Bakara Suresi’nin yukarıda sözü geçen 185. ayetini okurken dikkatimizi celbeden kavramlardan birisi de “Furkân”dır. Dolayısıyla hak ile batılın ayrışım noktası olan mukaddes kitabımız, bizlere sahih olana yönelip, batıldan uzak durmayı işaret etmektedir. Bu da takdir edersiniz ki, yalnızca ilimle gerçekleşecektir. Bu sebeple, Yaratıcımızın kemal sıfatları nasıl ilimsıfatıyla anlam kazanmışsa, biz kulların da kemale ermesi ancak ilimle olacaktır. Dolayısıyla, Kur’ân’la anlam kazanan bu mübârek aydan başka, söz konusu ideale uygun münasip bir vakit yoktur. Fakat Müslümanlar maalesef bahsini ettiğimiz bu önemli eşiği ihmal ettiklerinden dolayı, insanlığa kıyamete kadar yön verecek olan yüce kitabımızın değerleri ile ağlantıyı koparma noktasına geldiler. Bunun sonucunda da müslümana muvafık olmayan tezahürler bizlerden sadır olmaya başladı. İşte, her zaman olduğu gibi bugün de bu feyizli ayı vesîle kılarak, evlerimizde ya da camilerimizde yüzünden okuduğumuz Kur’ân-ı Kerîm, özellikle mana boyutuna ağırlık vereceğimiz veçhesiyle bizleri önce Rabbimizle sonra kendimizle buluşturup, son raddede güzel ahlakla taçlandıracaktır Allah’ın izniyle. Bu itibarla, içerisinde Kur’ân okunan ev ile Kur’ân okunmayan ev arasındaki farkın, ölü ile diri arasındaki fark gibi olduğunu idrak edebilen her mümin, insanlığın dirilişine zemin oluşturacak bu ay vesîlesiyle ilk emri “Oku!” olan Kur’ân-ı Kerîm’e azami ilgi göstermeli, O’ndan faydalanmanın yollarını aramalı ve Kur’ân terbiyesi içerisine girerek O’nunla hemhâl olmalıdır.
Kıymetli kardeşlerim!
Kadir Gecesi’nin bin aydan hayırlı bir gece olduğunu bilmeyenimiz yoktur. Zira hepimiz yıllardır Kadir Suresi’ni okumakta ve manasını anlamaya çalışmaktayız. Bu Surenin 3. ayetinde: “Kadir Gecesi, bin aydan hayırlıdır.” buyrulmaktadır. Bunu biliyoruz ama, neden ve nasıl bin aydan daha hayırlı olduğunu araştıranımız yok denecek kadar azdır.
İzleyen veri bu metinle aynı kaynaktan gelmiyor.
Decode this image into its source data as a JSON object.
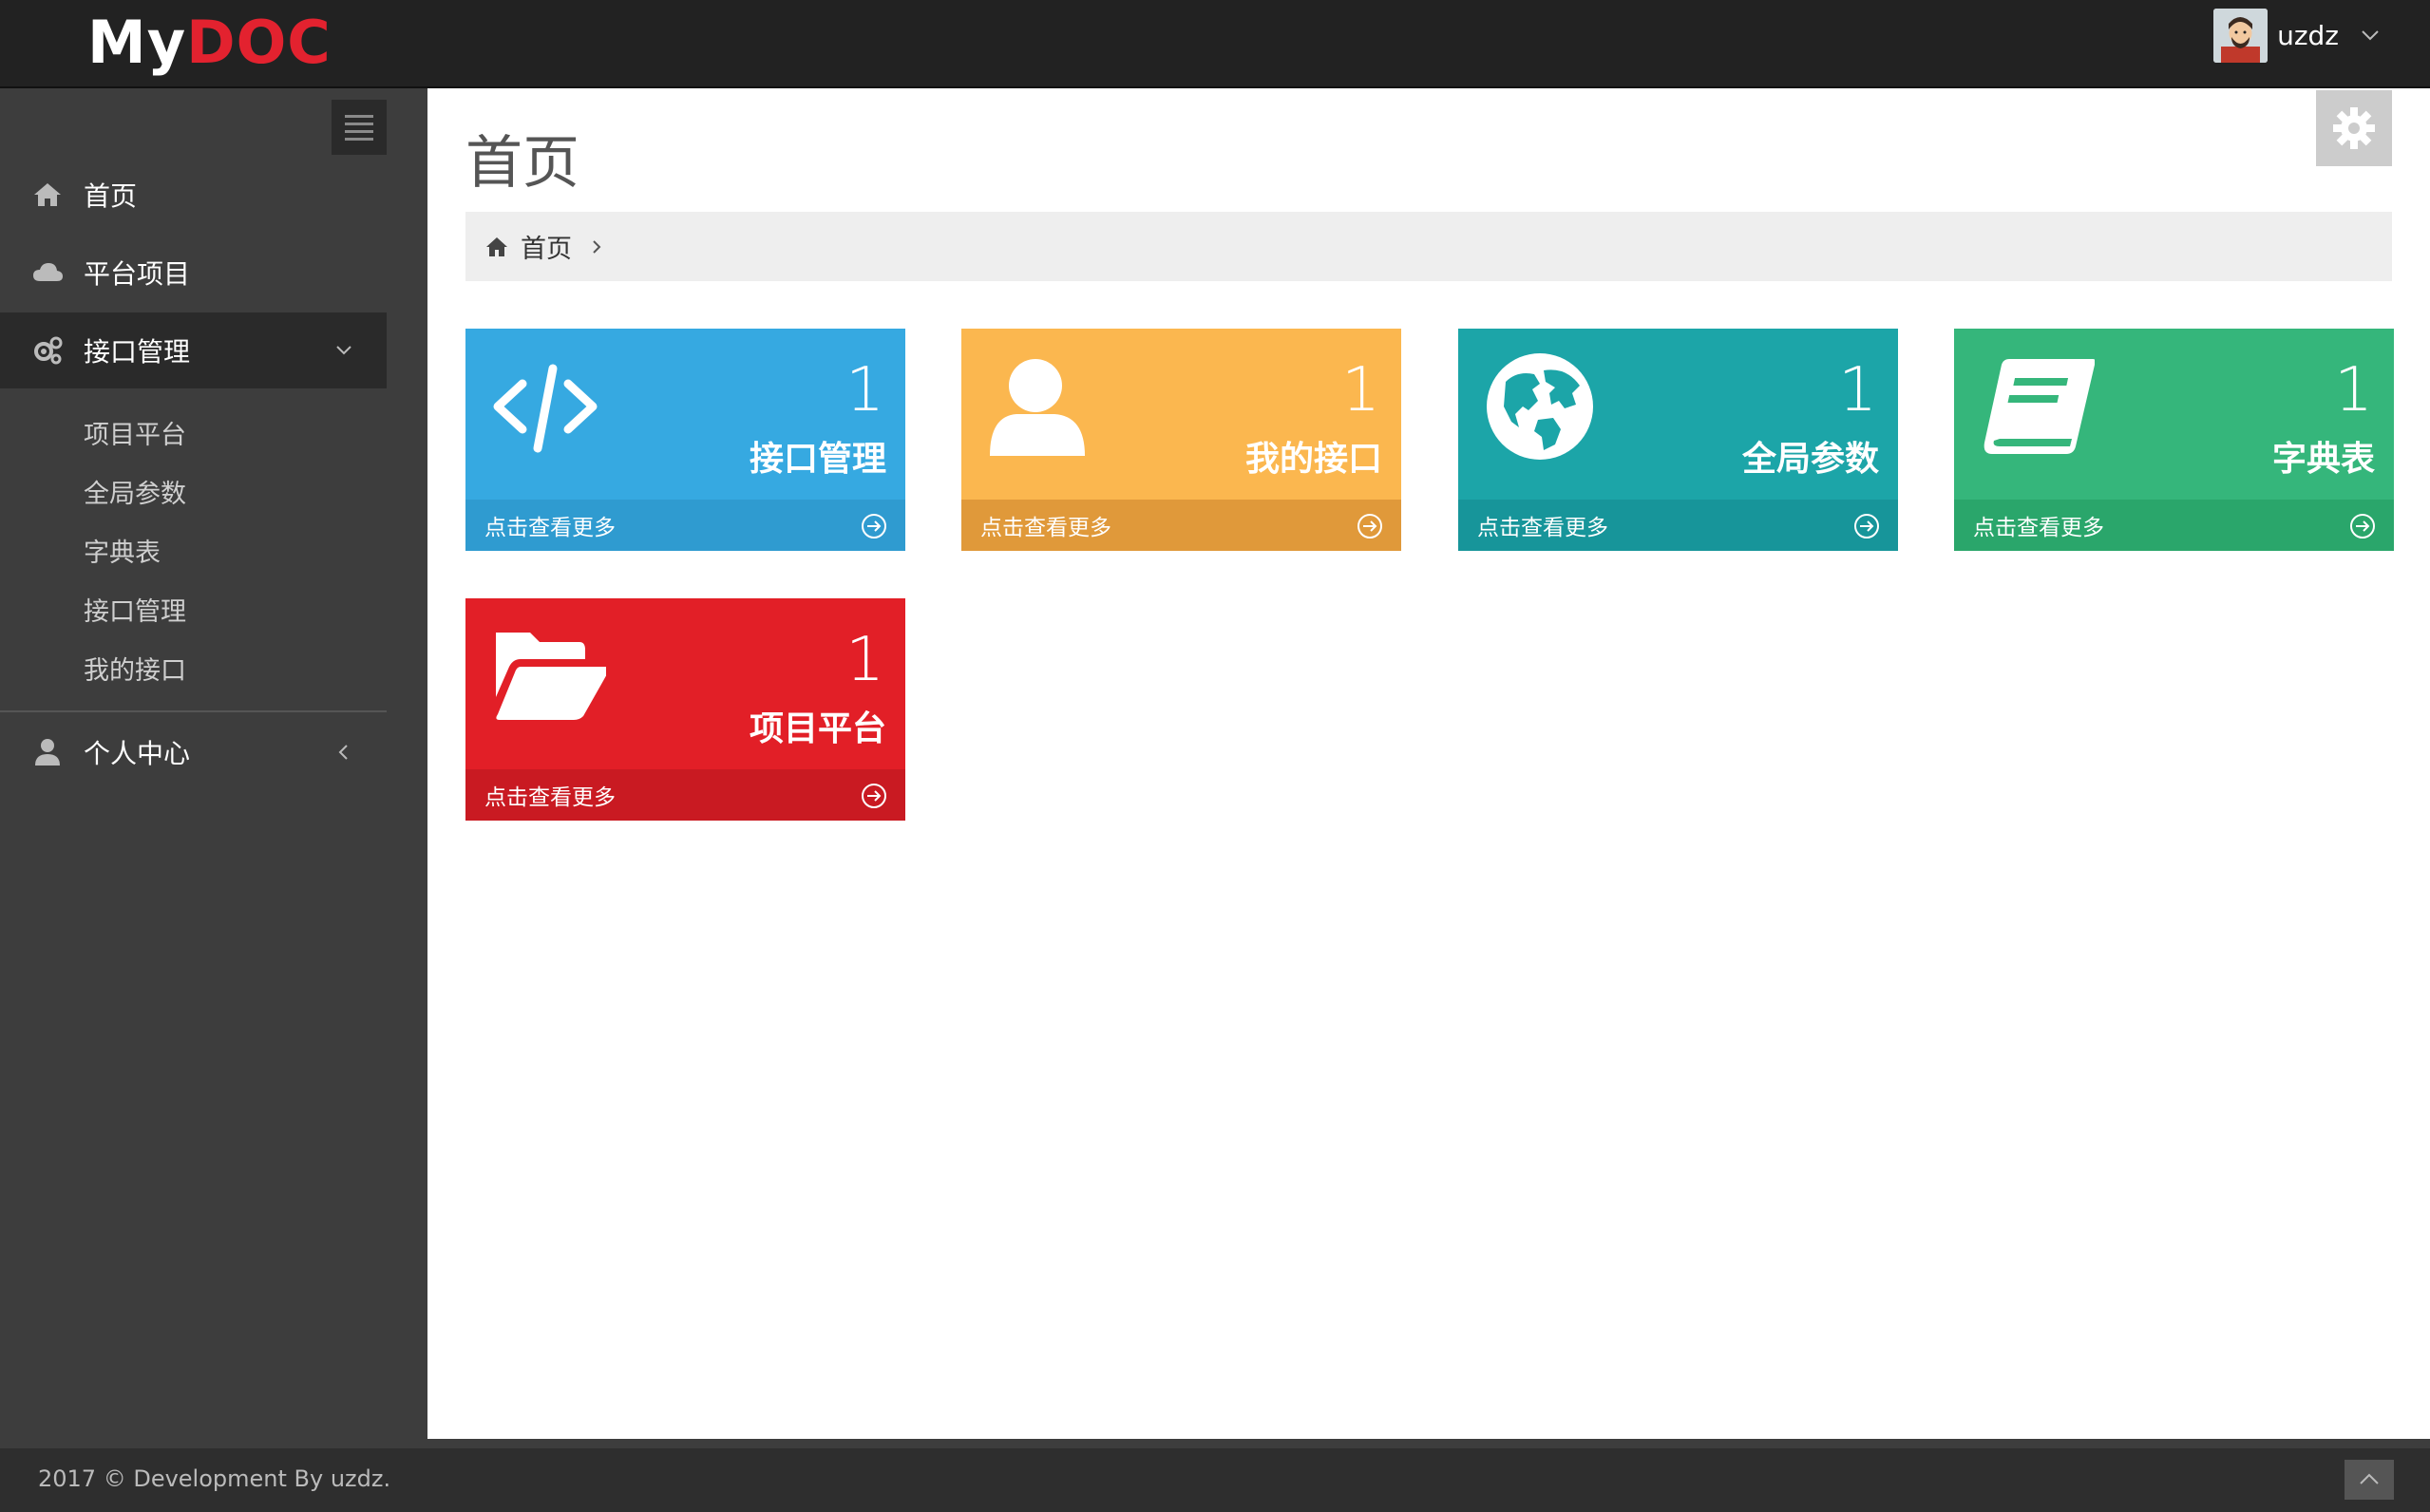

Kadir Gecesini bin aydan hayırlı kılan faktör nedir? Bu sorunun cevabı, Kadir Suresi’nde saklıdır. Bu Sure’nin ilk ayetinde: “Biz O’nu (Kur’ân’ı) Kadir Gecesi’nde indirdik.” buyurulmaktadır. Tabii ki, O’na bu değeri kazandıran sebep, Kur’ân-ı Kerîm’in indirilmeye başlamasına zarf olmasıdır. Allah Teâlâ insanlığa rahmet ve inâyetini göndermiş, kulu Hz. Muhammed (s.a.v.)’e ıssızlığın ve karanlığın tam ortasında Kur’ân’ı indirmiştir. Çöle nur inmiştir…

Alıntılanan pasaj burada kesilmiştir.